The last components to making a great portable computer are making sure it’s powerful enough to warrant carrying it around and making it last all day without needing to be recharged. The XPS 13 hits on one of these points and fails pretty spectacularly on the other. The Core i5 processor and 8GB of RAM (available in the touchscreen model, the base version comes with 4GB and a slower Core i3 chip) are plenty powerful enough for most tasks you can throw at the XPS 13, save for gaming. Even resource-intensive programs like Chrome and Photoshop don’t have any issues running on the XPS 13, and I was easily able to integrate it into my workflow with few adjustments. Unsurprisingly, none of the internal components are easily upgradeable, but fortunately they are specced well enough that most people won’t be looking for more power.
Battery life, on the other hand, is a different story.

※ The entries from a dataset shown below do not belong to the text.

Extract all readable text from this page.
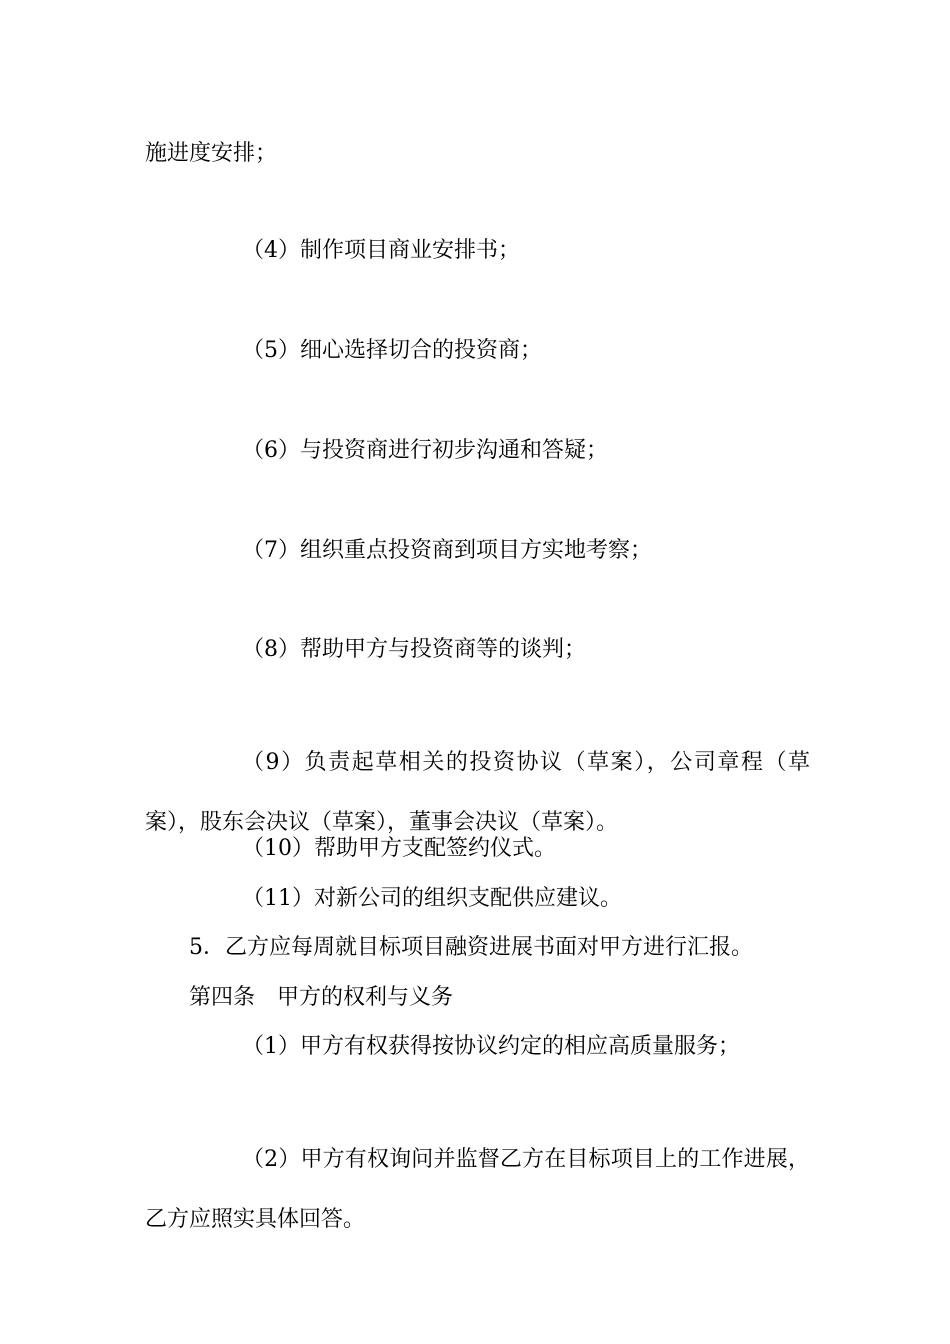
施进度安排；

（4）制作项目商业安排书；

（5）细心选择切合的投资商；

（6）与投资商进行初步沟通和答疑；

（7）组织重点投资商到项目方实地考察；

（8）帮助甲方与投资商等的谈判；

（9）负责起草相关的投资协议（草案），公司章程（草案），股东会决议（草案），董事会决议（草案）。

（10）帮助甲方支配签约仪式。

（11）对新公司的组织支配供应建议。

5．乙方应每周就目标项目融资进展书面对甲方进行汇报。

第四条　甲方的权利与义务

（1）甲方有权获得按协议约定的相应高质量服务；

（2）甲方有权询问并监督乙方在目标项目上的工作进展，乙方应照实具体回答。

Dell claims 15 hours of life from the base model and 11 hours from the touchscreen version. In my experience, the XPS 13 reached nothing of the sort, barely hitting the halfway point on Dell’s estimate. In our battery rundown test, different from Dell’s, the touchscreen model lasted for 6 hours and 40 minutes before giving up the ghost. But more problematic was my everyday experience, where the same touchscreen unit would always need to be charged halfway through my work day. In the weeks I used the XPS 13, never did it exceed six hours without needing to be plugged in. When other computers are easily lasting 11 to 13 hours before needing a charge, the XPS 13’s performance is downright disappointing. Dell will happily sell you an external battery pack for $119.99 that lets you recharge your laptop (or your cellphone, via USB) on the go, but even with that, I couldn’t go a full 10 hours without having to plug back in.
If there’s something to take away from the XPS 13, it’s that the future of ultra portable laptops looks pretty great. There’s no doubt that other laptop makers will likely be swift to incorporate some of the ideas Dell used here, especially the minuscule borders around the display that enable a larger screen in a smaller body. Rumors have it that Apple will release a completely redesigned MacBook Air this year, and it’s hard to believe that Apple won’t pull off similar tricks with its dimensions as this Dell.
As for the XPS 13 itself, its battery life issues and poor trackpad make it tough to recommend over other options, even with its ultra efficient design. Too many other computers do so much better in those respects that I can’t ignore them on the Dell.
But after years of seeing clumsy tablet-laptop hybrids and other ill-conceived designs, we’ve moved into the post-post-PC world now, and it’s clear the PC is back. The XPS 13 is one of the first exciting designs to arrive in this world, but it certainly won’t be the last. Buckle up, the laptop renaissance is just getting started.